Nevertheless, the decline in demand for blockchain applications may reflect the overall slowdown of the market rather than a specific weakness of Solana.
Ranking of blockchains based on network fees over 30 days | Source: Nansen
Transaction fees on the Solana network have decreased by 21% over the past 30 days, but competing blockchains have recorded even sharper declines: BNB Chain down 67%, while Ethereum down 41%, according to data from Nansen. Notably, the number of transactions on Solana has increased by 6%, while activity on BNB Chain has decreased by up to 42%.
The demand for long leverage with SOL has decreased
The perpetual futures of SOL are a useful measure reflecting market sentiment, as exchanges charge fees to buyers (long) or sellers (short) based on demand for leverage. Under normal conditions, the funding rate ranges from 6% to 12% per year, with buyers (long) having to pay a fee to maintain their position due to capital costs. Conversely, a negative funding rate indicates bearish market sentiment.
The 8-hour funding rate of SOL perpetual futures | Source: CoinGlass
The annual funding rate of SOL stood at 6% on Friday, indicating relatively weak bullish leverage demand. Notably, the unusual negative 11% on Thursday should not be interpreted as a sign of strong demand for bearish positions, as market makers quickly intervened to rebalance the market. However, it will take more time for bulls to rebuild confidence after SOL has lost 46% in value over the past three months.
Some new advancements in the Solana ecosystem are expected to attract renewed interest from investors, notably the launch of the Firedancer mainnet on Friday – a new validation client aimed at expanding the network's processing capacity. This project has been developed over three years under the guidance of Jump Trading, one of the leading market makers in the industry. Developers report that the validating node synchronized in less than two minutes, receiving very positive feedback.

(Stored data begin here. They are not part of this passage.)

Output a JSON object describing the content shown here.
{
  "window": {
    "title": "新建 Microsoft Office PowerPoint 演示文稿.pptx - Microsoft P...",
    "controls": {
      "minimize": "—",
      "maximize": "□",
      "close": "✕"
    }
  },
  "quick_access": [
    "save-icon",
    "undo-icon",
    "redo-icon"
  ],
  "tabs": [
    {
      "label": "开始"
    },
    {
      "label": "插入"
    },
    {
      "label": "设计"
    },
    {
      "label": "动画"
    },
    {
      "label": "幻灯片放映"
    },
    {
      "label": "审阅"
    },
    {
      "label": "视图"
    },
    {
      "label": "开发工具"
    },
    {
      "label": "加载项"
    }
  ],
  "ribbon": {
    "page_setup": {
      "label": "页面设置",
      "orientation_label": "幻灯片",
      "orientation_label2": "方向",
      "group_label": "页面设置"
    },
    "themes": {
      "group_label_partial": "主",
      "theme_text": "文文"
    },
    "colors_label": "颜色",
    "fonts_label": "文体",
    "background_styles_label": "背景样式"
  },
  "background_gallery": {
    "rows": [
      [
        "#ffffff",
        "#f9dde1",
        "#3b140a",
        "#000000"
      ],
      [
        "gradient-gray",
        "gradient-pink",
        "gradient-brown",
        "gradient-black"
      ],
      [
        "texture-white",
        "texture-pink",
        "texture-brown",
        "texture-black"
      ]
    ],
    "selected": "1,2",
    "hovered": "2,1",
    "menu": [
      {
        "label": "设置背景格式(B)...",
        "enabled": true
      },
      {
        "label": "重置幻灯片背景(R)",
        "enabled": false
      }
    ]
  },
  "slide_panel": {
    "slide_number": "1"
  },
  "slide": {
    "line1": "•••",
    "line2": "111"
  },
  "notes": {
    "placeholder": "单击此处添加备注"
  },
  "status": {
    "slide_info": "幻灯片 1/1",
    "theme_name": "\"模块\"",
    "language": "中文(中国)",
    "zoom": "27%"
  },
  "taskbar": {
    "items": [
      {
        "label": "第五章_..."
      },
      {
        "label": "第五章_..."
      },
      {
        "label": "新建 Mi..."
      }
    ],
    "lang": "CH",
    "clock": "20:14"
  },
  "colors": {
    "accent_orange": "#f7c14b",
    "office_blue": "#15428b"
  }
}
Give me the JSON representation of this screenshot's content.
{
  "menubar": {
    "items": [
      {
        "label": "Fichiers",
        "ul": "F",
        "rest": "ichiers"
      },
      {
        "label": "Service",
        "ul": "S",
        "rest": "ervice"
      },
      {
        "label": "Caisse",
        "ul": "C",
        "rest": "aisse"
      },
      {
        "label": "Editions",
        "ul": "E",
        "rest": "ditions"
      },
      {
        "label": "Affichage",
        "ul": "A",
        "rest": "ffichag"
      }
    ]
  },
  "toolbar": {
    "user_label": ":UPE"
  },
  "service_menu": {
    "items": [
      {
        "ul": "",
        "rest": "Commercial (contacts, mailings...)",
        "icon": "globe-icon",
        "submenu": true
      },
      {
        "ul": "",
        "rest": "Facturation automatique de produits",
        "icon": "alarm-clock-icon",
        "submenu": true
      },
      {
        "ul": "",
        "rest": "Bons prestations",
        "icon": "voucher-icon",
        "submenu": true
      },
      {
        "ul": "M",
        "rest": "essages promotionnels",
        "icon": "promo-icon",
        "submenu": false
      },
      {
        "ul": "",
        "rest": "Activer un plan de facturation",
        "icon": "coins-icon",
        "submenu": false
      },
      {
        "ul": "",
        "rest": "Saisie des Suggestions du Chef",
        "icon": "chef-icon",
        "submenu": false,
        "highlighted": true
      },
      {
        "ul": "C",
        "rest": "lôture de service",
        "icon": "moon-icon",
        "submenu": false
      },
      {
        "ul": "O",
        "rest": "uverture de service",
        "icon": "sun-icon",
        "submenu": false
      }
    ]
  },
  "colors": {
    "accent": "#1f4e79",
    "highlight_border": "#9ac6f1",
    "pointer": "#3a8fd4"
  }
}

Kamino, the second-largest DApp on Solana by TVL, also just announced a series of new products on Friday, including fixed-rate and term loan packages, off-chain collateral, personal credit, and institutional credit lines secured by Bitcoin on-chain. Kamino reported annual fees of up to $69 million, with an average deposit yield of 10% per year, clearly reflecting the expansion of the ecosystem.
However, whether SOL can regain the price level of $190 as it did two months ago remains an open question, and it is hard to expect that improvements in validation software or the diversification of DApp products will be sufficient to restore confidence, laying the foundation for a sustainable bullish trend.